Taraflar arasında imzalanan sözleşmede iş karşılığı olarak 860.000,00 TL bedel kararlaştırılmıştır. Bu bedelin 260.000,00 TL ‘lik kısmı sözleşme gereği daire teslimi suretiyle gerçekleştirilebilecektir. 860.000,00 TL’lik bu bedel sözleşmenin bedeli olsada davacının bakiye bedel alacağı kalması durumunda bu bedelinde 30 gün içerisinde kur farkı da uygulanmak suretiyle ödeceği kararlaştırılmıştır. Yani sözleşme kapsamındaki işler uyarınca her halukarda davacı 860.000,00 TL bedel üzerinden yaptığı işler karşılığı alacaklıdır. Davacının kendi üzerine düşen edimini gerçekleştirdiği hususuda taraflar arasında ihtilafsızdır.
Dava konusu edilen ise sözleşmede belirlenen bedelin 260.000,00 TL’lik kısmıdır. Tarafların iradesine göre sözleşme kapsamında bu bedel davalı tarafından davacıya ödenecektir. Davacının ne kadarlık iş yaptığının sözleşmede belirlenen 860.000,00 TL’lik bu bedelin üzerinde ayrıca bir alacağının bulunup bulunmadığının tespiti yargılamamızın konusunu teşkil etmez. Bu nedenle davalının istenilen bedelin fahiş olduğuna ilişkin savunması kapsamında bilirkişi incelemesi yaptırılmasına ve ayrıca bir araştırmaya gerek yoktur.

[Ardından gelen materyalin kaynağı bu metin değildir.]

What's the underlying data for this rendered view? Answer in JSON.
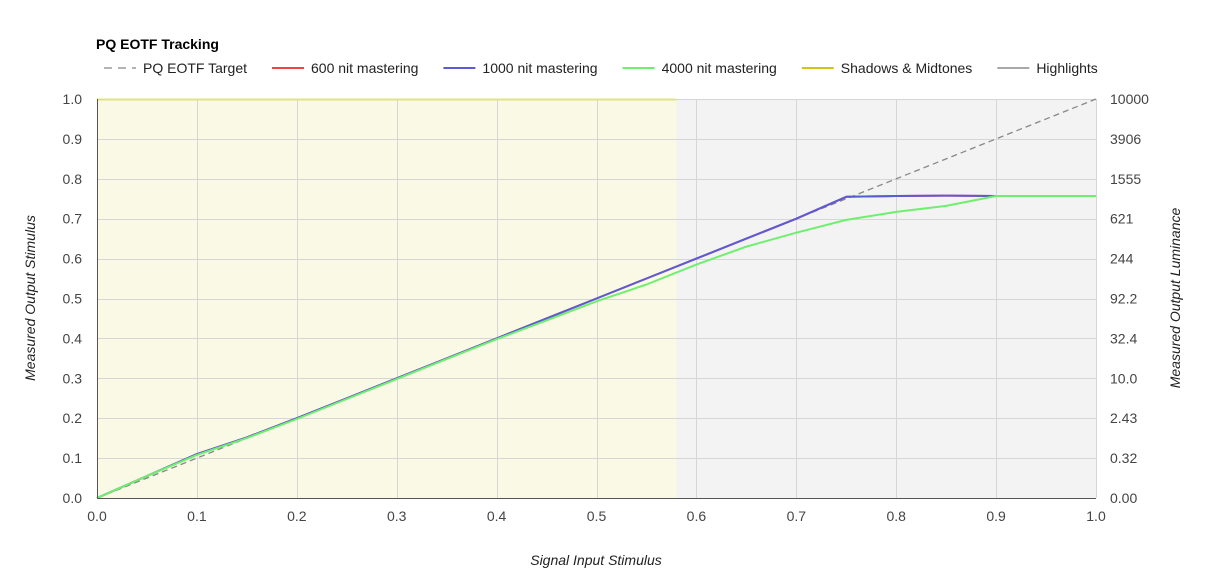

İfası istenen alacak sözleşmede davalının ödemekle yükümlü olduğu alacaktır. Esasında sözleşmede bu alacağın karşılığı olarak daire teslimi kararlaştırılmış ise de, sözkonusu daire tesliminin gerçekleşmemesi nedeniyle davacının buna ilişkin bedel alacağını talep ettiği görülmektedir. Asıl edim 260.000,00 TL alacaktır, bunun yerine geçmek üzere taşınmazın tescili de taraflar arasında kabul edilmiştir. Tescilin gerçekleştirilememesi nedeniyle de davacının 260.000,00 TL alacağı sözleşme kapsamında talep etme hakkı halen devam etmektedir.
Tescilin taşınmazın üzerinde tedbir bulunması dolayısıyla gerçekleştirilip gerçekleştirilmediğinin ve yine bu konuda tanık dinlenilmesinin dosya kapsamına göre yargılamaya bir etkisi bulunmayacaktır. Zira davacı ila nihayet sözkonusu taşınmazda tescil şartlarının oluşmasının ve tedbirin kalkmasını beklemekle yükümlü değildir. Davacı bu konudaki bedel alacağını davalıdan talep etme hakkına sahiptir. Davalının davanın açılmasına sebebiyet vermedikleri iddası da yersizdir. Zira dava öncesinde davacı noter ihtarnamesi ile taşınmazın tescil işleminin gerçekleştirilmemesinden dolayı sözleşme kapsamındaki 260.000,00 TL’lik alacağını tahsil edilmesini talep etmiştir. Bu talebinde davalıya tebliğ edildiği anlaşılmaktadır. Bu nedenle davanın kabulüne karar verilmiştir. Taraflar arasında imzalanan sözleşme ve taraflar arasındaki ihtilafa göre takip konusu alacak likittir. Bu nedenle icra inkar tazminatına da hükmolunmuştur.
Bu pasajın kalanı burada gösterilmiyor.